Case Name	Resolution on X	Lattice Size [M]
pipe-50	50	2.6
pipe-100	200	20.8
pipe-150	300	70.2
pipe-200	400	166
pipe-250	500	325
pipe-360	800	970

Test Method¶

Cases are run on 1, 2, 4, and 8 gpus on both V100 and A100 GPU systems.

Some solver parameters are overridden to run the tests more efficiently:

Runtime = 0.01
VTK Output disabled
Checkpoint files disabled
Statistics interval = 0.001

You have the option running each test case manually using the standard mstar cfd solver commands or you may use the provided helper scripts.

Using the benchmark helper scripts

Scripts are provided with package to help run the tests:

Run.sh Script to setup environment
Run.py Script to run actual benchmark, set parameters, clean up data, etc
Post.py Script to quickly examine output data
Platform_info.sh Script to log platform details such as GPU setup

Edit the run.sh script to setup your execution environment. This includes setting the license, mstar install location and openmpi environment
Execute the run.sh script
This script logs your platform information and runs all the cases in the directory with 1, 2, 4, and 8 GPUs
Wait for the cases to finish
At this point you have all of the timing data available in each of the out-* directories in each case. You can process this data yourself or use the included post.py script to view the results.
To show the benchmark data results you will need python and the pandas library
Run python post.py
This script will read all the available timing data and print it to the screen

Platforms¶

Setup¶

The platforms were setup by installing CUDA 11.x and OpenMPI 4.1 with CUDA aware support.

AWS p3.8xlarge (V100)¶

The AWS p3.8xlarge instance is used to access eight V100 GPUs. The following system parameters are noted:

Ubuntu 20.04
CUDA 11.5
Driver 495.46
V100 SXM2 16GB
Platform does not have full peer access on all 8 GPUs

It should be emphasized that this instance type does not have full peer access between all GPUs. Therefore when using all 8 GPUs in a simulation, some solver communication will occur over the PCI bus instead of NVLINK. This results in significant performance degradation and poor scaling. This platform is similar to the Nvidia DGX-1 platform with the hybrid cube mesh topology.

GCE A2 highgpu (A100)¶

Google compute engine instance a2-highgpu-8g with 8x A100 GPUs are used to access the A100 architecture. The following system paratemrs are noted:

Debian 10
CUDA 11.2
Driver 460.73.01
A100 SXM4 40GB

Test Results¶

The follow result tables show the average MLUPS value over the simulation as run on 1, 2, 4, and 8 GPUs. Where a zero value is present, the case did not run due to insufficient memory.

AWS p3.8xlarge (V100)¶

Important

AWS p3 instances only have peer access up to 4 GPUs. This degrades performance when running on 8 GPUs.

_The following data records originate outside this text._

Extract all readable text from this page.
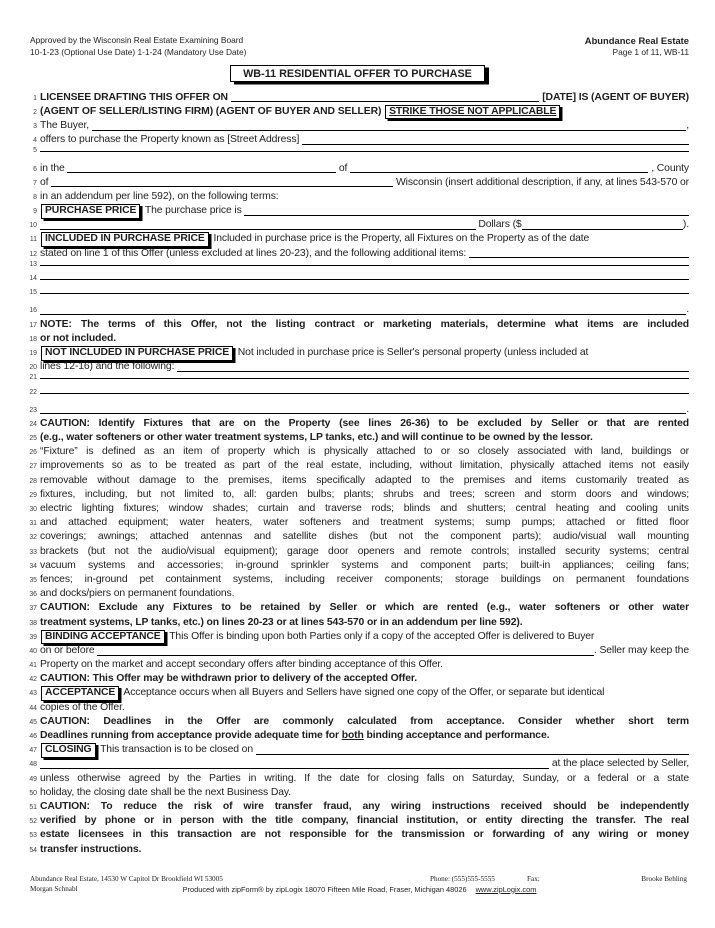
Approved by the Wisconsin Real Estate Examining Board
10-1-23 (Optional Use Date) 1-1-24 (Mandatory Use Date)
Abundance Real Estate
Page 1 of 11, WB-11
WB-11 RESIDENTIAL OFFER TO PURCHASE
1 LICENSEE DRAFTING THIS OFFER ON	[DATE] IS (AGENT OF BUYER)
2 (AGENT OF SELLER/LISTING FIRM) (AGENT OF BUYER AND SELLER) STRIKE THOSE NOT APPLICABLE
3 The Buyer,	,
4 offers to purchase the Property known as [Street Address]
5
6 in the	of	, County
7 of	Wisconsin (insert additional description, if any, at lines 543-570 or
8 in an addendum per line 592), on the following terms:
9 PURCHASE PRICE The purchase price is
10	Dollars ($	).
11 INCLUDED IN PURCHASE PRICE Included in purchase price is the Property, all Fixtures on the Property as of the date
12 stated on line 1 of this Offer (unless excluded at lines 20-23), and the following additional items:
13
14
15
16	.
17 NOTE: The terms of this Offer, not the listing contract or marketing materials, determine what items are included
18 or not included.
19 NOT INCLUDED IN PURCHASE PRICE Not included in purchase price is Seller's personal property (unless included at
20 lines 12-16) and the following:
21
22
23	.
24 CAUTION: Identify Fixtures that are on the Property (see lines 26-36) to be excluded by Seller or that are rented
25 (e.g., water softeners or other water treatment systems, LP tanks, etc.) and will continue to be owned by the lessor.
26 “Fixture” is defined as an item of property which is physically attached to or so closely associated with land, buildings or
27 improvements so as to be treated as part of the real estate, including, without limitation, physically attached items not easily
28 removable without damage to the premises, items specifically adapted to the premises and items customarily treated as
29 fixtures, including, but not limited to, all: garden bulbs; plants; shrubs and trees; screen and storm doors and windows;
30 electric lighting fixtures; window shades; curtain and traverse rods; blinds and shutters; central heating and cooling units
31 and attached equipment; water heaters, water softeners and treatment systems; sump pumps; attached or fitted floor
32 coverings; awnings; attached antennas and satellite dishes (but not the component parts); audio/visual wall mounting
33 brackets (but not the audio/visual equipment); garage door openers and remote controls; installed security systems; central
34 vacuum systems and accessories; in-ground sprinkler systems and component parts; built-in appliances; ceiling fans;
35 fences; in-ground pet containment systems, including receiver components; storage buildings on permanent foundations
36 and docks/piers on permanent foundations.
37 CAUTION: Exclude any Fixtures to be retained by Seller or which are rented (e.g., water softeners or other water
38 treatment systems, LP tanks, etc.) on lines 20-23 or at lines 543-570 or in an addendum per line 592).
39 BINDING ACCEPTANCE This Offer is binding upon both Parties only if a copy of the accepted Offer is delivered to Buyer
40 on or before	. Seller may keep the
41 Property on the market and accept secondary offers after binding acceptance of this Offer.
42 CAUTION: This Offer may be withdrawn prior to delivery of the accepted Offer.
43 ACCEPTANCE Acceptance occurs when all Buyers and Sellers have signed one copy of the Offer, or separate but identical
44 copies of the Offer.
45 CAUTION: Deadlines in the Offer are commonly calculated from acceptance. Consider whether short term
46 Deadlines running from acceptance provide adequate time for both binding acceptance and performance.
47 CLOSING This transaction is to be closed on
48	at the place selected by Seller,
49 unless otherwise agreed by the Parties in writing. If the date for closing falls on Saturday, Sunday, or a federal or a state
50 holiday, the closing date shall be the next Business Day.
51 CAUTION: To reduce the risk of wire transfer fraud, any wiring instructions received should be independently
52 verified by phone or in person with the title company, financial institution, or entity directing the transfer. The real
53 estate licensees in this transaction are not responsible for the transmission or forwarding of any wiring or money
54 transfer instructions.
Abundance Real Estate, 14530 W Capitol Dr Brookfield WI 53005	Phone: (555)555-5555	Fax:	Brooke Behling
Morgan Schnabl	Produced with zipForm® by zipLogix 18070 Fifteen Mile Road, Fraser, Michigan 48026 www.zipLogix.com
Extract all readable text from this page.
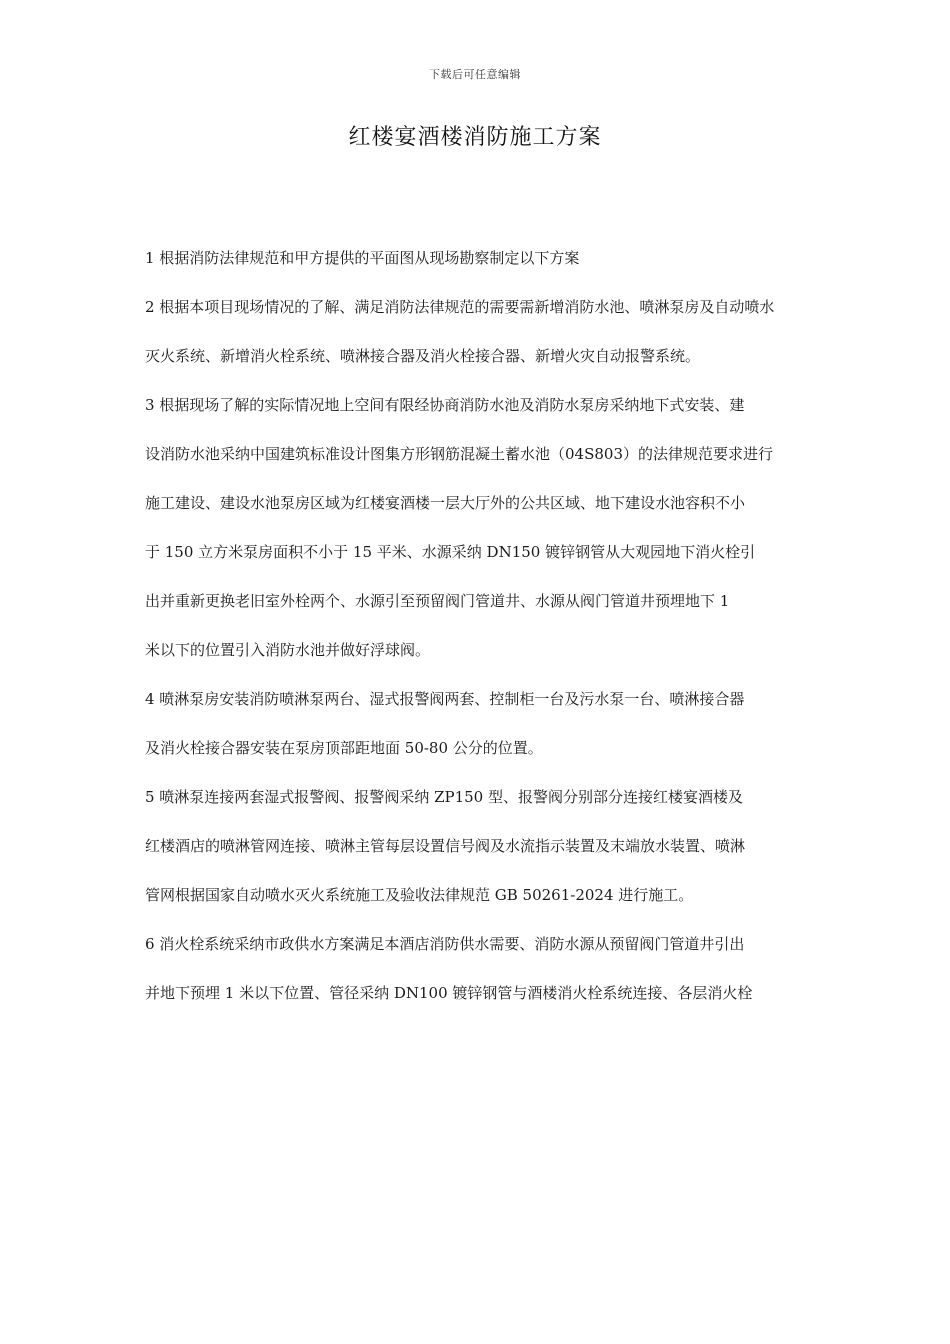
下载后可任意编辑
红楼宴酒楼消防施工方案

1 根据消防法律规范和甲方提供的平面图从现场勘察制定以下方案

2 根据本项目现场情况的了解、满足消防法律规范的需要需新增消防水池、喷淋泵房及自动喷水

灭火系统、新增消火栓系统、喷淋接合器及消火栓接合器、新增火灾自动报警系统。

3 根据现场了解的实际情况地上空间有限经协商消防水池及消防水泵房采纳地下式安装、建

设消防水池采纳中国建筑标准设计图集方形钢筋混凝土蓄水池（04S803）的法律规范要求进行

施工建设、建设水池泵房区域为红楼宴酒楼一层大厅外的公共区域、地下建设水池容积不小

于 150 立方米泵房面积不小于 15 平米、水源采纳 DN150 镀锌钢管从大观园地下消火栓引

出并重新更换老旧室外栓两个、水源引至预留阀门管道井、水源从阀门管道井预埋地下 1

米以下的位置引入消防水池并做好浮球阀。

4 喷淋泵房安装消防喷淋泵两台、湿式报警阀两套、控制柜一台及污水泵一台、喷淋接合器

及消火栓接合器安装在泵房顶部距地面 50-80 公分的位置。

5 喷淋泵连接两套湿式报警阀、报警阀采纳 ZP150 型、报警阀分别部分连接红楼宴酒楼及

红楼酒店的喷淋管网连接、喷淋主管每层设置信号阀及水流指示装置及末端放水装置、喷淋

管网根据国家自动喷水灭火系统施工及验收法律规范 GB 50261-2024 进行施工。

6 消火栓系统采纳市政供水方案满足本酒店消防供水需要、消防水源从预留阀门管道井引出

并地下预埋 1 米以下位置、管径采纳 DN100 镀锌钢管与酒楼消火栓系统连接、各层消火栓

../../_images/aws-p3.8xlarge_agitated.svg

GCE A2 highgpu (A100)¶

../../_images/gce-a2-highgpu-8g_agitated.svg

../../_images/gce-a2-highgpu-8g_pipe.svg

Key Takeaways¶

Use an appropriate number of GPUs to use your resource more effectively. 30-60M or more lattice points per GPU is a good rule of thumb.
Always use platforms with full peer access between all GPUs (NVLINK/NVSWITCH)
Reduce your checkpoint/output/statistics intervals to the minimum necessary required. These increase disk io and data communication.
Adding physics such as particles and scalar fields will impact performance
Adding moving boundaries will impact performance